Spionageactiviteiten - Opvolgvraag
staatsveiligheid
spionage
tuchtprocedure
gerechtelijke vervolging
geheime dienst
21/8/2012 | Verzending vraag |
10/10/2012 | Antwoord |
Gelijkaardige vraag ook gesteld aan : schriftelijke vraag 5-6877
In uw antwoord op mijn schriftelijke vraag nr. 5-5613 over spionageactiviteiten van buitenlandse inlichtingendiensten in België is er sprake van een incident waar bij één ambtenaar een vermoeden van spionage werd vastgesteld.
U maakt er evenzeer melding van dat deze persoon werd teruggeroepen naar het Hoofdbestuur en momenteel geschorst is.
Voor zover dit mogelijk zou zijn, zou ik graag te weten komen :
- wat het perspectief is van een mogelijke gerechtelijke vervolging;
- welke feiten de ambtenaar ten laste worden gelegd;
- of ons land schade heeft geleden door deze feiten;
- wat het tuchtonderzoek heeft opgeleverd;
- of de federale overheid zich burgerlijke partij heeft gesteld;
- wanneer een strafrechtelijke uitspraak kan worden verwacht.
Ik wens er op te wijzen dat de hieronder meegedeelde antwoorden worden meegedeeld vanuit mijn standpunt als minister van Buitenlandse zaken. Uiteraard kan ik geen afbreuk doen aan de bevoegdheden van de minister van Justitie en onthoud ik mij dan ook van antwoorden die deze bevoegdheidsverdeling zouden kunnen schenden. Teneinde over een volledig antwoord te beschikken dient onderstaand antwoord dan ook te worden samengelezen met het antwoord van de collega bevoegd voor Justitie.
Het perspectief van een mogelijke gerechtelijke vervolging komt enkel toe aan de beoordeling door de rechterlijke macht. De Belgische Staat, vertegenwoordigd door de minister van Buitenlandse Zaken, kan dan ook geen uitspraken doen over of, en zo ja, wanneer een strafrechtelijke uitspraak kan worden verwacht.
Omwille van het geheim van het onderzoek kan ik niet ingaan op de vraag naar de ten laste gelegde feiten.

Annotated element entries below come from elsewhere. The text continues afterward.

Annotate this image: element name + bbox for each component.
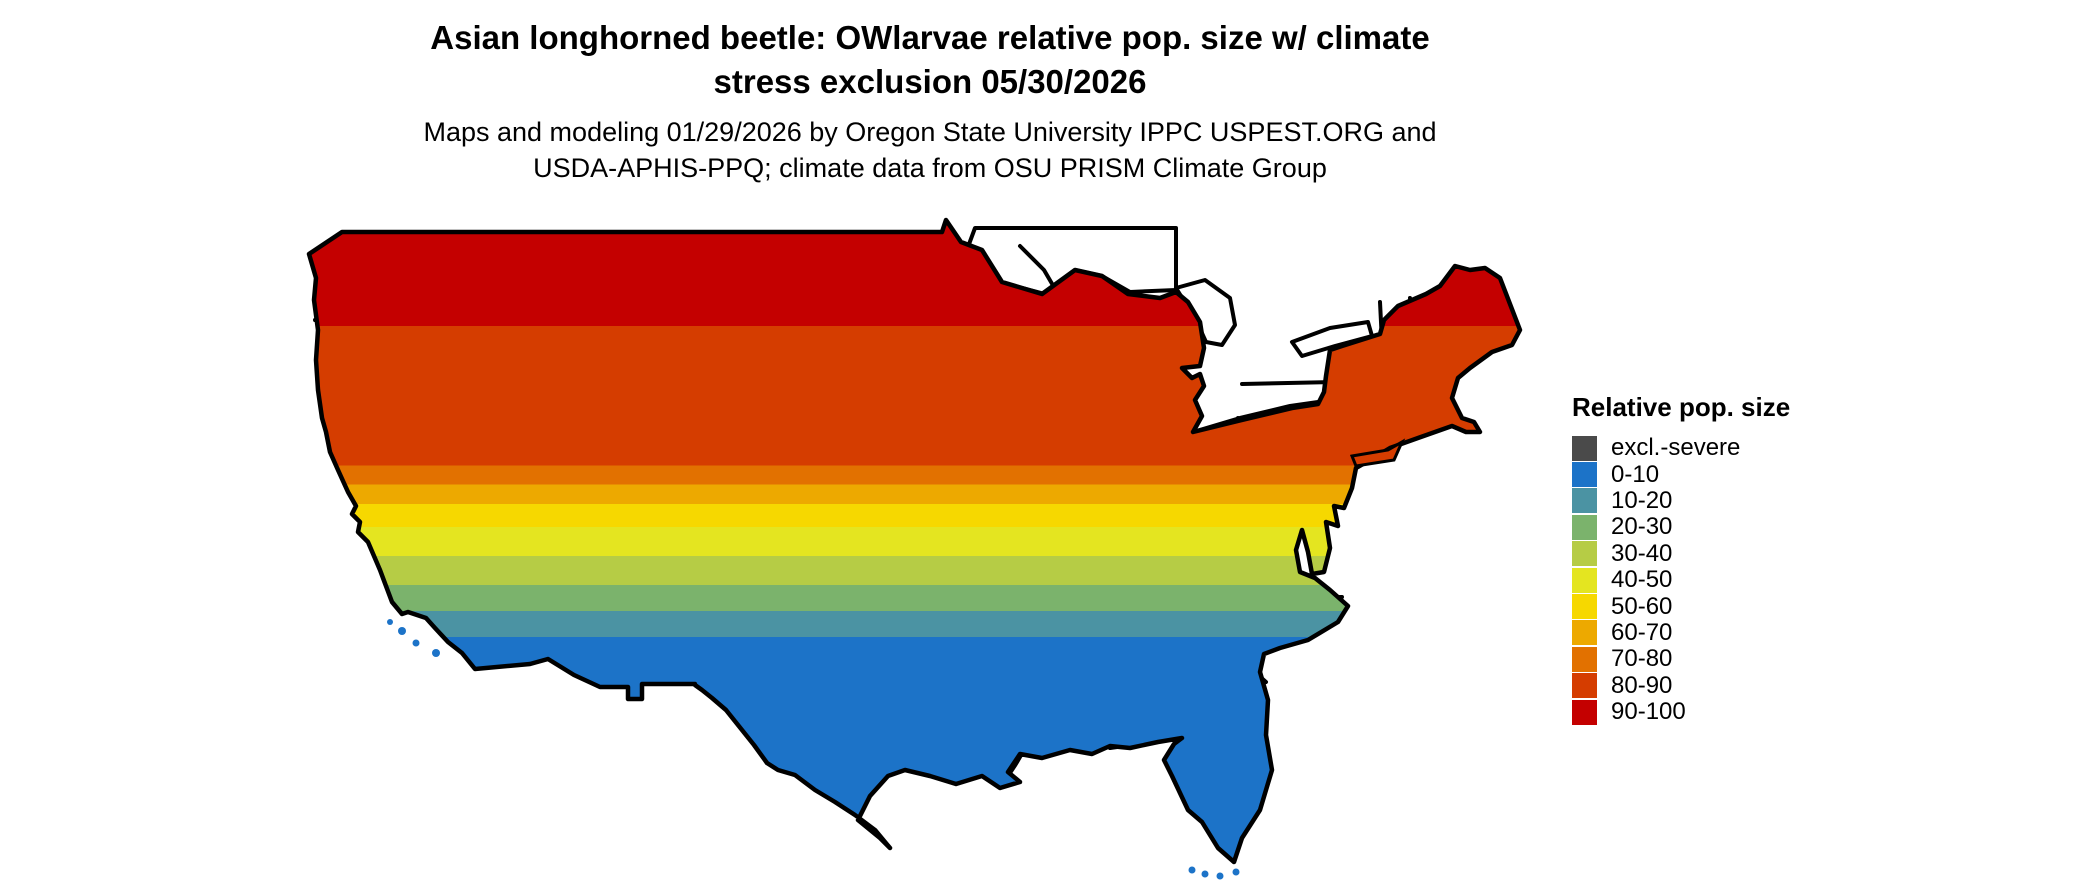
legend-row: 40-50 — [1572, 566, 1832, 594]
legend-label: excl.-severe — [1611, 434, 1741, 462]
map-subtitle: Maps and modeling 01/29/2026 by Oregon S… — [0, 114, 1860, 186]
legend: Relative pop. size excl.-severe 0-10 10-… — [1572, 392, 1832, 725]
us-coastline — [309, 220, 1520, 862]
us-map — [230, 170, 1570, 892]
legend-row: 10-20 — [1572, 486, 1832, 514]
legend-swatch-80-90 — [1572, 673, 1597, 699]
map-title-line2: stress exclusion 05/30/2026 — [713, 63, 1147, 100]
long-island — [1349, 438, 1406, 468]
legend-title: Relative pop. size — [1572, 392, 1791, 422]
legend-swatch-50-60 — [1572, 594, 1597, 620]
legend-swatch-40-50 — [1572, 567, 1597, 593]
legend-swatch-20-30 — [1572, 514, 1597, 540]
map-title: Asian longhorned beetle: OWlarvae relati… — [0, 16, 1860, 104]
us-map-svg — [230, 170, 1570, 880]
legend-row: 50-60 — [1572, 592, 1832, 620]
legend-label: 80-90 — [1611, 671, 1673, 699]
legend-label: 10-20 — [1611, 486, 1673, 514]
legend-label: 0-10 — [1611, 460, 1660, 488]
legend-label: 60-70 — [1611, 618, 1673, 646]
legend-swatch-60-70 — [1572, 620, 1597, 646]
map-subtitle-line2: USDA-APHIS-PPQ; climate data from OSU PR… — [533, 153, 1327, 183]
legend-swatch-excl-severe — [1572, 435, 1597, 461]
legend-swatch-90-100 — [1572, 699, 1597, 725]
legend-row: 20-30 — [1572, 513, 1832, 541]
channel-islands — [387, 619, 440, 657]
legend-swatch-30-40 — [1572, 541, 1597, 567]
legend-row: 30-40 — [1572, 539, 1832, 567]
legend-label: 90-100 — [1611, 698, 1686, 726]
florida-keys — [1188, 866, 1240, 880]
legend-row: 90-100 — [1572, 698, 1832, 726]
legend-row: 80-90 — [1572, 671, 1832, 699]
map-title-line1: Asian longhorned beetle: OWlarvae relati… — [430, 19, 1430, 56]
legend-swatch-10-20 — [1572, 488, 1597, 514]
legend-row: excl.-severe — [1572, 434, 1832, 462]
legend-row: 0-10 — [1572, 460, 1832, 488]
legend-swatch-0-10 — [1572, 462, 1597, 488]
legend-label: 70-80 — [1611, 645, 1673, 673]
legend-row: 70-80 — [1572, 645, 1832, 673]
legend-label: 50-60 — [1611, 592, 1673, 620]
legend-label: 30-40 — [1611, 539, 1673, 567]
map-subtitle-line1: Maps and modeling 01/29/2026 by Oregon S… — [423, 117, 1437, 147]
legend-label: 20-30 — [1611, 513, 1673, 541]
legend-swatch-70-80 — [1572, 646, 1597, 672]
legend-row: 60-70 — [1572, 618, 1832, 646]
legend-label: 40-50 — [1611, 566, 1673, 594]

De federale overheid heeft onmiddellijk na het horen van de ambtenaar in kwestie een klacht met burgerlijke partijstelling neergelegd naar aanleiding van de ontdekte feiten. Hierdoor wordt de Belgische Staat, vertegenwoordigd door de minister van Buitenlandse Zaken, op de hoogte gehouden van het onderzoek en creëert de Belgische Staat de mogelijkheid om, indien schade door de Belgische Staat zou zijn geleden, vergoed te worden voor de geleden schade.
De betrokken ambtenaar is voor de duur van het gerechtelijk onderzoek geschorst in het belang van de dienst. De tuchtprocedure is opgeschort voor de duur van het gerechtelijk onderzoek. Na afloop van de gerechtelijke procedure kan (onafhankelijk van het resultaat van die gerechtelijke procedure) de tuchtprocedure worden hernomen.